Since there are so many stakeholders—the governments, drug-makers, development agencies, intermediaries — in the global vaccine market, handling the distribution of doses in developing countries would demand enhanced trade and cooperation schemes. For example, governments can work together to reduce trade-related barriers to vaccine supply and learn from the pooled procurement arrangements that have contributed to the EU’s high vaccination rate as indicated on the graph. Development agencies, private drug-makers, and governments should work together to optimize the purchases, sales, and grants of doses. Their policies and strategies can consider:

  1. Protecting vaccine as a commodity: There are huge bankruptcy risks for private drug-makers in their research and production of COVID vaccines. They cannot guarantee a vaccine to be a success for both treatment and commercial purposes. Hence, they often received a large amount of grants from their government and required advance-purchase agreements with upfront payments from other buyers. For vaccines with already proven efficacy like Pfizer, Moderna, and AstraZeneca, as well as Sinopharm orders have piled up quickly, exceeding current supplies.

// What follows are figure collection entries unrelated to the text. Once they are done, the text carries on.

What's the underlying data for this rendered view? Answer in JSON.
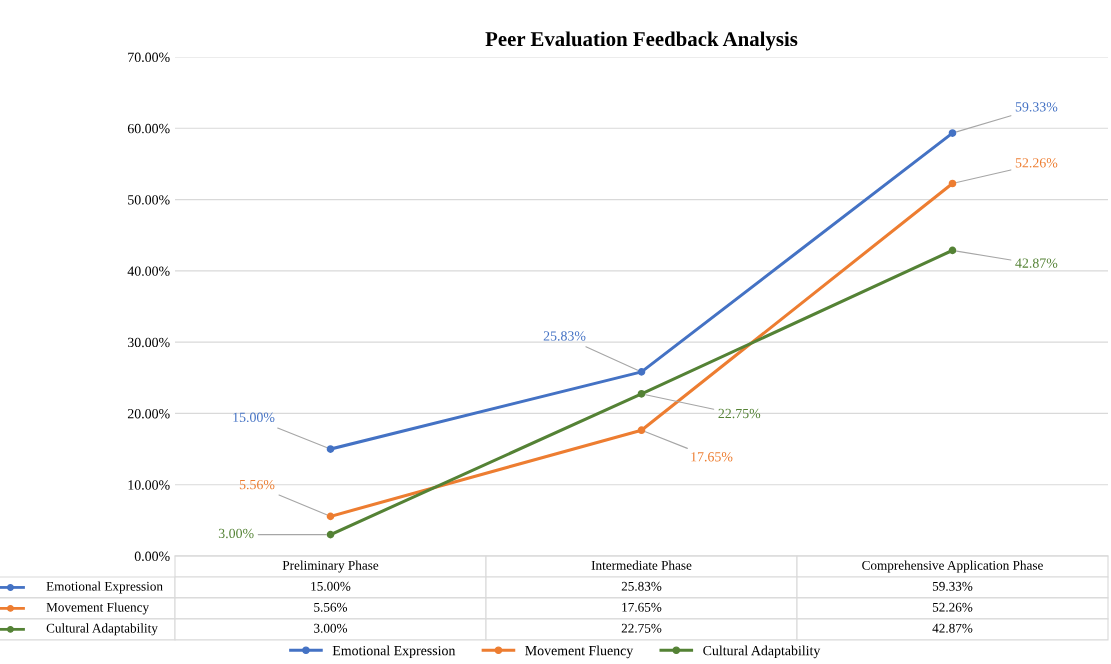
{
  "chart_data": {
    "type": "line",
    "title": "Peer Evaluation Feedback Analysis",
    "categories": [
      "Preliminary Phase",
      "Intermediate Phase",
      "Comprehensive Application Phase"
    ],
    "series": [
      {
        "name": "Emotional Expression",
        "color": "#4472c4",
        "values": [
          15.0,
          25.83,
          59.33
        ],
        "value_labels": [
          "15.00%",
          "25.83%",
          "59.33%"
        ]
      },
      {
        "name": "Movement Fluency",
        "color": "#ed7d31",
        "values": [
          5.56,
          17.65,
          52.26
        ],
        "value_labels": [
          "5.56%",
          "17.65%",
          "52.26%"
        ]
      },
      {
        "name": "Cultural Adaptability",
        "color": "#548235",
        "values": [
          3.0,
          22.75,
          42.87
        ],
        "value_labels": [
          "3.00%",
          "22.75%",
          "42.87%"
        ]
      }
    ],
    "ylim": [
      0,
      70
    ],
    "yticks": [
      {
        "value": 0,
        "label": "0.00%"
      },
      {
        "value": 10,
        "label": "10.00%"
      },
      {
        "value": 20,
        "label": "20.00%"
      },
      {
        "value": 30,
        "label": "30.00%"
      },
      {
        "value": 40,
        "label": "40.00%"
      },
      {
        "value": 50,
        "label": "50.00%"
      },
      {
        "value": 60,
        "label": "60.00%"
      },
      {
        "value": 70,
        "label": "70.00%"
      }
    ],
    "grid": "y",
    "legend": "bottom",
    "marker": "circle",
    "line_style": "solid"
  }
}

However, the global vaccine market is very volatile as many countries are developing their own vaccines. Purchase agreements might immediately shift from current vaccines to newer ones with higher efficacy. It would be unreasonable for many activists and governments to ask private drug-makers to sell their vaccines at a discount. With certain profits from their sales, private drug-makers not only reduce their bankruptcy risks, but also can further improve their vaccines.

  1. Prioritizing the delivery of doses based on vaccination capacity: Cooperation between international and national authorities are crucial to the success of logistics behind each delivery and vaccination. Developing countries should first calculate how many doses they could use at every vaccination center before they expire. The calculations, which also consider demand factors like vaccine hesitancy, should be realistic to avoid wasting doses. Every time development agencies and donors grant doses to one country, they should deliver the number of doses not based on the optimal figures that can be fully used to avoid the dumping of expired vaccines that happened in Hong Kong and Malawi.
  2. Allocating development finance to private drug-makers: Many activists and nonprofit organizations have been asking large economies such as the US and PRC to help vaccinate the world. Given about 7 billion people worldwide, the likely necessity of annual vaccinations, and the high cost of each dose (for example, $20 for one dose of Pfizer), one economy can hardly subsidize global vaccination every year. While the US has backed a waiver of intellectual property rights on vaccines, transferring patent to developing countries is not ideal for immediate vaccination efforts. It would first require a lengthy negotiation process with certain monetary compensation from the governments to private drug-makers. Better alternatives, which also are already happening, are to encourage those private drug-makers to open manufacturing plants and to support research & development in developing economies. Hence, like AstraZeneca and India, they would save on labor costs, expand production, and reduce the time of delivering doses to people in need. Governments and development agencies can support private drug-makers with low-interest-rate loan packages or grants.

The COVID-19 pandemic might not be completely over soon with continuous outbreaks happening across Asia, Africa, and Latin America. With growing financial donations from developed economies and development agencies, COVAX should succeed in the long term. In the meantime, developing countries must continue monitoring potential outbreaks carefully and using their shares of doses efficiently to contribute to the global fight against the pandemic.